A new quercetin glycoside enhances TNBC immunological profile through TP53/miR-155/MICA/ULBP2

Abstract Background Triple-negative breast cancer (TNBC) patients are the least fortunate in terms of prognosis and treatment. Yet, the advent of immunotherapy has opened the gateway for several hopes. The most prominent immuno-oncological strategy is the utilization of the adaptive immune system through immune checkpoint inhibitors. But unfortunately evidence of resistance has shown up in TNBC patients. Consequently, as an alternative approach researchers have thought about employing the innate arm of the immune system through potentiating natural killer (NK) cells cytotoxicity.

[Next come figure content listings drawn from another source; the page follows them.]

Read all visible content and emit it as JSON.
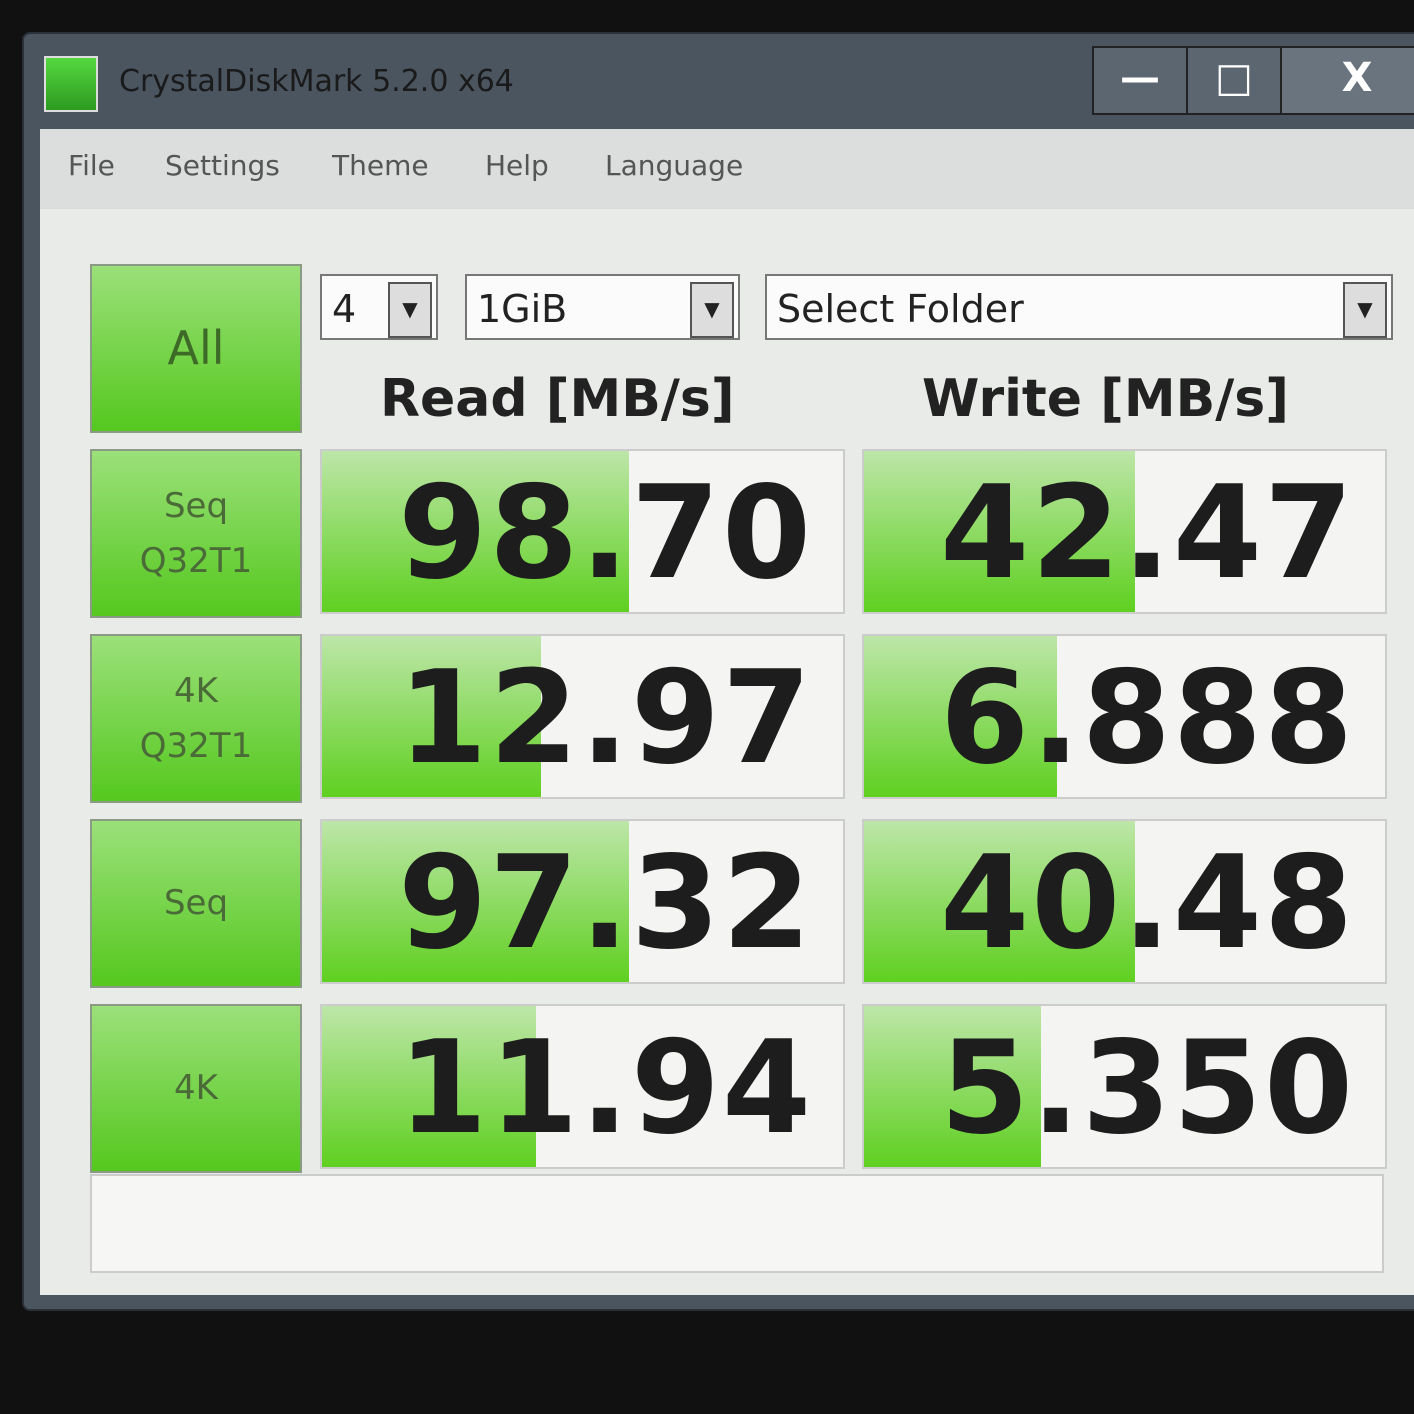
{
  "window": {
    "title": "CrystalDiskMark 5.2.0 x64",
    "icons": {
      "app": "crystaldiskmark-icon",
      "minimize": "minimize-icon",
      "maximize": "maximize-icon",
      "close": "close-icon"
    }
  },
  "menu": [
    "File",
    "Settings",
    "Theme",
    "Help",
    "Language"
  ],
  "controls": {
    "count": "4",
    "size": "1GiB",
    "folder": "Select Folder",
    "all_button": "All"
  },
  "headers": {
    "read": "Read [MB/s]",
    "write": "Write [MB/s]"
  },
  "accent": "#5fd020",
  "rows": [
    {
      "label": "Seq\nQ32T1",
      "read": "98.70",
      "write": "42.47",
      "read_fill": 0.59,
      "write_fill": 0.52
    },
    {
      "label": "4K\nQ32T1",
      "read": "12.97",
      "write": "6.888",
      "read_fill": 0.42,
      "write_fill": 0.37
    },
    {
      "label": "Seq",
      "read": "97.32",
      "write": "40.48",
      "read_fill": 0.59,
      "write_fill": 0.52
    },
    {
      "label": "4K",
      "read": "11.94",
      "write": "5.350",
      "read_fill": 0.41,
      "write_fill": 0.34
    }
  ]
}
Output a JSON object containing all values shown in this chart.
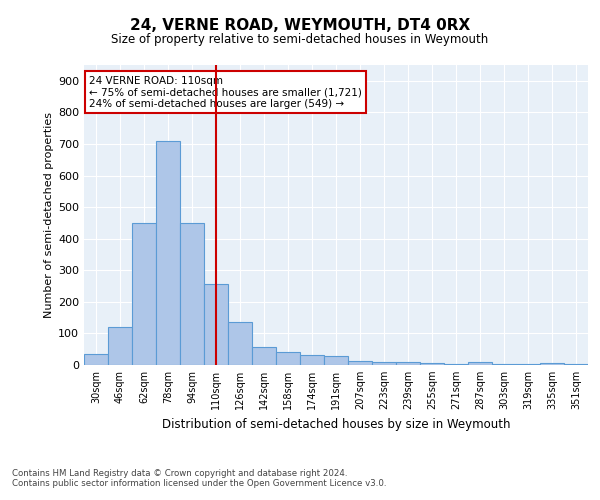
{
  "title": "24, VERNE ROAD, WEYMOUTH, DT4 0RX",
  "subtitle": "Size of property relative to semi-detached houses in Weymouth",
  "xlabel": "Distribution of semi-detached houses by size in Weymouth",
  "ylabel": "Number of semi-detached properties",
  "categories": [
    "30sqm",
    "46sqm",
    "62sqm",
    "78sqm",
    "94sqm",
    "110sqm",
    "126sqm",
    "142sqm",
    "158sqm",
    "174sqm",
    "191sqm",
    "207sqm",
    "223sqm",
    "239sqm",
    "255sqm",
    "271sqm",
    "287sqm",
    "303sqm",
    "319sqm",
    "335sqm",
    "351sqm"
  ],
  "values": [
    35,
    120,
    450,
    710,
    450,
    255,
    135,
    57,
    40,
    33,
    28,
    13,
    10,
    9,
    5,
    3,
    8,
    3,
    2,
    5,
    4
  ],
  "bar_color": "#aec6e8",
  "bar_edge_color": "#5b9bd5",
  "vline_x": 5,
  "vline_color": "#cc0000",
  "annotation_text": "24 VERNE ROAD: 110sqm\n← 75% of semi-detached houses are smaller (1,721)\n24% of semi-detached houses are larger (549) →",
  "annotation_box_color": "#ffffff",
  "annotation_box_edge": "#cc0000",
  "footnote1": "Contains HM Land Registry data © Crown copyright and database right 2024.",
  "footnote2": "Contains public sector information licensed under the Open Government Licence v3.0.",
  "background_color": "#e8f0f8",
  "ylim": [
    0,
    950
  ],
  "yticks": [
    0,
    100,
    200,
    300,
    400,
    500,
    600,
    700,
    800,
    900
  ]
}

The most activating downregulated immune-ligands on TNBC cells are MHC class I polypeptidesequence A (MICA) and UL-16 binding protein 2 (ULBP2). Recently, nutraceuticals provided a promising avenue in oncology. Our group has recently isolated a new quercetin glycoside (3′-methoxy-3-O-(4″-acetylrhamnoside)-7-O- α-rhamnoside) from Cleome droserifolia, which displayed a potent antitumor activity against colorectal and liver cancers through TP53. However, this has never been investigated in terms of TNBC. The aim of this study is to examine the impact of quercetin glycoside on TP53 /miR-155 axis and its validated downstream immune ligands MICA and ULBP2. Methods MDA-MB-231 and MCF-7 cells were cultured. Quercetin glycoside was isolated from Cleome droserifolia. Serial dilutions were used for treatment. IC50 value was determined using MTT and trypan blue assays. Biazol was used for RNA extraction. Reverse transcription was performed. Expression profiles were determined via q-RT-PCR. Results The quercetin glycoside showed a significant dose-dependent decrease in MDA-MB-231 proliferation and viability. IC50 is 12.5 μM. MICA and ULBP2 was found to be markedly under-expressed in MDA-MB-231 compared to MCF- 7. While upon treating MDA -MB-231 cells with the Quercitin Glycoside, this resulted in a marked induction in the expression of TP53 and repression of its downstream miR-155. This was further corroborated by the striking upregulation of miR-155 validated targets MICA (7 folds) and ULBP2 (2 folds). Conclusions A novel quercetin glycoside haltsTNBC progression and improves the immunogenic profile of MDA-MB-231 cells through TP53/miR-155/MICA/ULBP2 axis. Legal entity responsible for the study German University in Cairo. Funding Has not received any funding. Disclosure All authors have declared no conflicts of interest.